Each of these cases could be evidence that the entire financial system is on the verge of collapse. All are symptoms of overheating and attempts by those who call attention to them, for wisdom after the event.

But history tells us that it is the unexpected, not the unknown, that usually leads to a bad chain of events.

The numbers look big and asset prices inflated due to unprecedented amounts of liquidity pumped into the global economy.

There has been a financial increase of $ 5 trillion in the US alone, and here in the UK, Covid is helping in the range of £ 250 billion.

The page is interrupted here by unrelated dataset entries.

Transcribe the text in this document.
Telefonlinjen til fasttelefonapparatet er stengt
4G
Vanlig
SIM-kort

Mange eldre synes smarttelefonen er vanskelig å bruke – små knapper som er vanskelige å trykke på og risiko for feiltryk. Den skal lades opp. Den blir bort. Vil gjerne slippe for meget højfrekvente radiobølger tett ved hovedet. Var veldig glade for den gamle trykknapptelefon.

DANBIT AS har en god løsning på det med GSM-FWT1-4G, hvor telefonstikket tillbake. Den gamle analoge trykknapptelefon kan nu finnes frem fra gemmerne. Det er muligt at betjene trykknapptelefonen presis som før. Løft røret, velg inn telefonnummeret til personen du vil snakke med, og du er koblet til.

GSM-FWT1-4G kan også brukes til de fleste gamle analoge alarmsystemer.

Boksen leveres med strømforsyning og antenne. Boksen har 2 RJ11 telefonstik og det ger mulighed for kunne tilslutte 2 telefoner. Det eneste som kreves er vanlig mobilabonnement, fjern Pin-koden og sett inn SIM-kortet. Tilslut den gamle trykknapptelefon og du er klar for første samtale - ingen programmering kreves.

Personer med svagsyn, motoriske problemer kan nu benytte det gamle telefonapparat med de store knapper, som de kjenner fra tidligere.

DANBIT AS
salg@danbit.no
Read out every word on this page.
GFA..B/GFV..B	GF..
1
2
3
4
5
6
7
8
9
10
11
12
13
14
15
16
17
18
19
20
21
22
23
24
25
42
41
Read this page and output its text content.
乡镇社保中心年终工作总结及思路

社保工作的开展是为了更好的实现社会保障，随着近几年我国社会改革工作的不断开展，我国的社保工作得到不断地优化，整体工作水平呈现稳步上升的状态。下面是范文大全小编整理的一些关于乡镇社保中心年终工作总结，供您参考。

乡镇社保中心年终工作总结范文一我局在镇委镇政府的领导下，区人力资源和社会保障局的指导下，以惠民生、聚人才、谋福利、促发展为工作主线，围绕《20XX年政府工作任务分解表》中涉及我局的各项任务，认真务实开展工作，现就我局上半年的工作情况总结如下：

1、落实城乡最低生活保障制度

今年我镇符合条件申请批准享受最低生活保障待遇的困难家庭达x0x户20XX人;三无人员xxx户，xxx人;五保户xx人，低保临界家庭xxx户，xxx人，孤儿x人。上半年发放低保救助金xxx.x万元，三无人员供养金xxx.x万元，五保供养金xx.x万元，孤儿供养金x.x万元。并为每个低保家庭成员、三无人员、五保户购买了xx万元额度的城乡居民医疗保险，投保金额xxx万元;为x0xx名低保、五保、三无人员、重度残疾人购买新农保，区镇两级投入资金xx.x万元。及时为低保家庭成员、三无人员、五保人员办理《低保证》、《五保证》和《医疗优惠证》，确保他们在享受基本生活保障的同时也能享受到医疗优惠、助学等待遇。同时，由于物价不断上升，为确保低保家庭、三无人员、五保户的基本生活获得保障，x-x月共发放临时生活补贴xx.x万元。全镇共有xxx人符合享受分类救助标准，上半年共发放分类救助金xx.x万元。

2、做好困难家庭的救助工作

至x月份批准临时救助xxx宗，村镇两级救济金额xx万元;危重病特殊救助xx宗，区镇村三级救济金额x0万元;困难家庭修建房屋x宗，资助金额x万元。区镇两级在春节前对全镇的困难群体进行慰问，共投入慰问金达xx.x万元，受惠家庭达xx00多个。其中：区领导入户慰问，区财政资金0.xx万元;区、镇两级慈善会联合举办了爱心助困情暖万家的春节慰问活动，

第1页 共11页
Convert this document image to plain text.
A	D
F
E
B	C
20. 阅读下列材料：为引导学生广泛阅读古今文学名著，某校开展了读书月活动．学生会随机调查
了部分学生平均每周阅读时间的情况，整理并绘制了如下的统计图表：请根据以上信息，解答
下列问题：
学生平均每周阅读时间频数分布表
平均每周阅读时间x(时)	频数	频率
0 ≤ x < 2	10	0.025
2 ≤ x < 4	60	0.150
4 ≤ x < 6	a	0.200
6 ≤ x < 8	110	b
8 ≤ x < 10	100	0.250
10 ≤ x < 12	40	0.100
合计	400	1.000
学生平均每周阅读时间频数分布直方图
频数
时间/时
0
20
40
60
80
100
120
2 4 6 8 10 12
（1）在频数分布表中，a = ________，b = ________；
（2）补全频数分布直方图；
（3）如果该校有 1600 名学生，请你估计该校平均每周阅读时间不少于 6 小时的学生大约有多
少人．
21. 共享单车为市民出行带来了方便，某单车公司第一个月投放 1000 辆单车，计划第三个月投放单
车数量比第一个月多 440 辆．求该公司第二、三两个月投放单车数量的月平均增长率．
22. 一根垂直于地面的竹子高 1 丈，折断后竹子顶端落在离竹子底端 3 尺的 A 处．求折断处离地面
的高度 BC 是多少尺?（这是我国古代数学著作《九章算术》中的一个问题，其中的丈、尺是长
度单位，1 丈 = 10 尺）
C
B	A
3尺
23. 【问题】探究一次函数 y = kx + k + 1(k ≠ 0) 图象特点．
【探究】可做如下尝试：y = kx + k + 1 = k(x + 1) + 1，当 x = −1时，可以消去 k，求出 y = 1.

This is before we even think about the colossal sums of debt that were instantly converted into money by central bank buying of bonds.

Moreover, the post-pandemic recovery, which will generate real wealth, has barely begun. The Bank of England this week is expected to raise its UK growth forecast from 5 per cent to 7.5 per cent.

After past epidemics and wars, consumer spending has risen and employment has recovered. In Britain we have heard a lot about the “Cabbage Spring” and the “Roaring Twenties” boom.

The disparities that the epidemic has exaggerated can manifest itself in social unrest that makes a football fan’s invasion of Old Trafford look like a tea party.

We also know that bull markets, unrestricted debt (encouraged by near zero interest rates), and speculative bubbles, such as those found in Bitcoin, usually end in blood. Red alerts are abundant and there will be time for revenge. But not yet.